Five or so hours later, Koepka rolled in another lengthy birdie putt, the 63rd and final stroke of a startling round. It was to prove the lowest of the week, only Danny Lee and Adam Scott so much as managing to get within one of it. From that moment, the tournament was under his spell.

On Friday, Koepka once again began his day with a birdie, one which got him to eight-under in 19 holes. Nobody else got as far as nine-under at any stage in the tournament, whereas Koepka had left it behind and set up camp at double-digits before the event reached its midway point.

For good measure, his second-round 65 was bettered by only one player, Scott, and that meant for a seven-stroke halfway lead.

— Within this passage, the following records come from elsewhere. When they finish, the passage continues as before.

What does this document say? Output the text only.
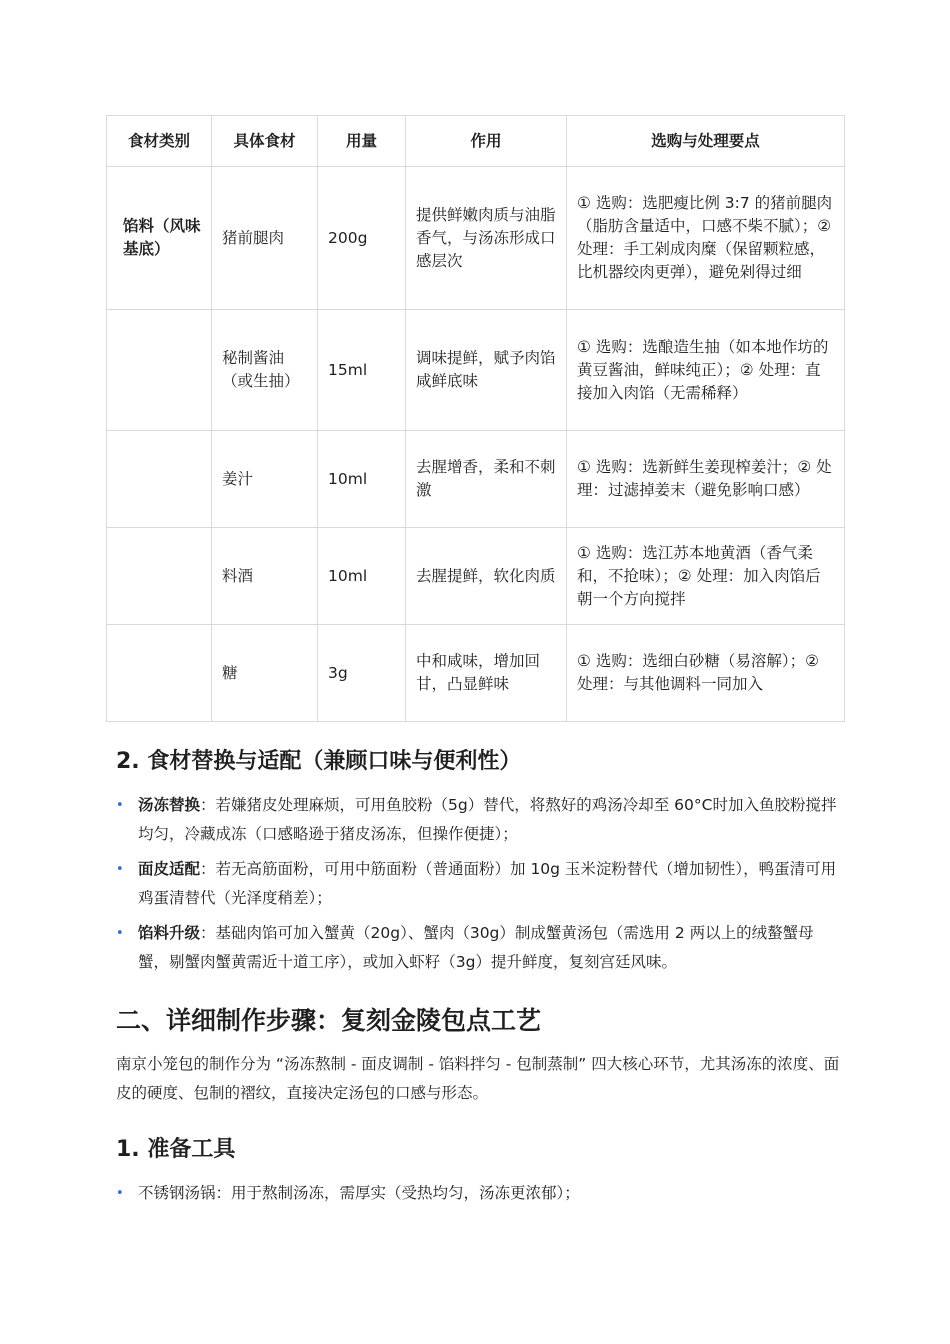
食材类别	具体食材	用量	作用	选购与处理要点
馅料（风味基底）	猪前腿肉	200g	提供鲜嫩肉质与油脂香气，与汤冻形成口感层次	① 选购：选肥瘦比例 3:7 的猪前腿肉（脂肪含量适中，口感不柴不腻）；② 处理：手工剁成肉糜（保留颗粒感，比机器绞肉更弹），避免剁得过细
	秘制酱油（或生抽）	15ml	调味提鲜，赋予肉馅咸鲜底味	① 选购：选酿造生抽（如本地作坊的黄豆酱油，鲜味纯正）；② 处理：直接加入肉馅（无需稀释）
	姜汁	10ml	去腥增香，柔和不刺激	① 选购：选新鲜生姜现榨姜汁；② 处理：过滤掉姜末（避免影响口感）
	料酒	10ml	去腥提鲜，软化肉质	① 选购：选江苏本地黄酒（香气柔和，不抢味）；② 处理：加入肉馅后朝一个方向搅拌
	糖	3g	中和咸味，增加回甘，凸显鲜味	① 选购：选细白砂糖（易溶解）；② 处理：与其他调料一同加入
2. 食材替换与适配（兼顾口味与便利性）
• 汤冻替换：若嫌猪皮处理麻烦，可用鱼胶粉（5g）替代，将熬好的鸡汤冷却至 60°C时加入鱼胶粉搅拌均匀，冷藏成冻（口感略逊于猪皮汤冻，但操作便捷）；
• 面皮适配：若无高筋面粉，可用中筋面粉（普通面粉）加 10g 玉米淀粉替代（增加韧性），鸭蛋清可用鸡蛋清替代（光泽度稍差）；
• 馅料升级：基础肉馅可加入蟹黄（20g）、蟹肉（30g）制成蟹黄汤包（需选用 2 两以上的绒螯蟹母蟹，剔蟹肉蟹黄需近十道工序），或加入虾籽（3g）提升鲜度，复刻宫廷风味。
二、详细制作步骤：复刻金陵包点工艺

南京小笼包的制作分为 “汤冻熬制 - 面皮调制 - 馅料拌匀 - 包制蒸制” 四大核心环节，尤其汤冻的浓度、面皮的硬度、包制的褶纹，直接决定汤包的口感与形态。

1. 准备工具
• 不锈钢汤锅：用于熬制汤冻，需厚实（受热均匀，汤冻更浓郁）；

No longer was the challenge about finding and taking opportunities - it was about avoiding disaster, which is easier to do when your miss is a 345-yard drive into the first cut of rough. By the time he'd finished shooting a ho-hum 70 in round three, the lead remained seven.

And so there was an undercurrent of anticlimax throughout the early stages of Sunday's final round. Not even a two-shot swing against Koepka at the very first hole was enough to stir something, because the expectation was that Harold Varner III would eventually come to realise the gravity of the situation. That he did, at the third and then the fourth, a run of 37 holes without a dropped shot ended by a double-bogey and another double-bogey.

Johnson, on the other hand, found something just in time. Having birdied the fourth and the sixth and the ninth to become the second man in the tournament to get to eight-under, he hunkered down for the back-nine and, who knows, had he played it in level-par it might have been enough to force one more mistake from Koepka.

But Johnson blinked, Bethpage didn't, and the task for Koepka had been made easier. The way he three-putted for bogey at the 17th and missed left at the 18th tells us that the infallible Koepka was suddenly there for the taking. In the end, nobody was good enough to go through with it. Yet again, the best player won.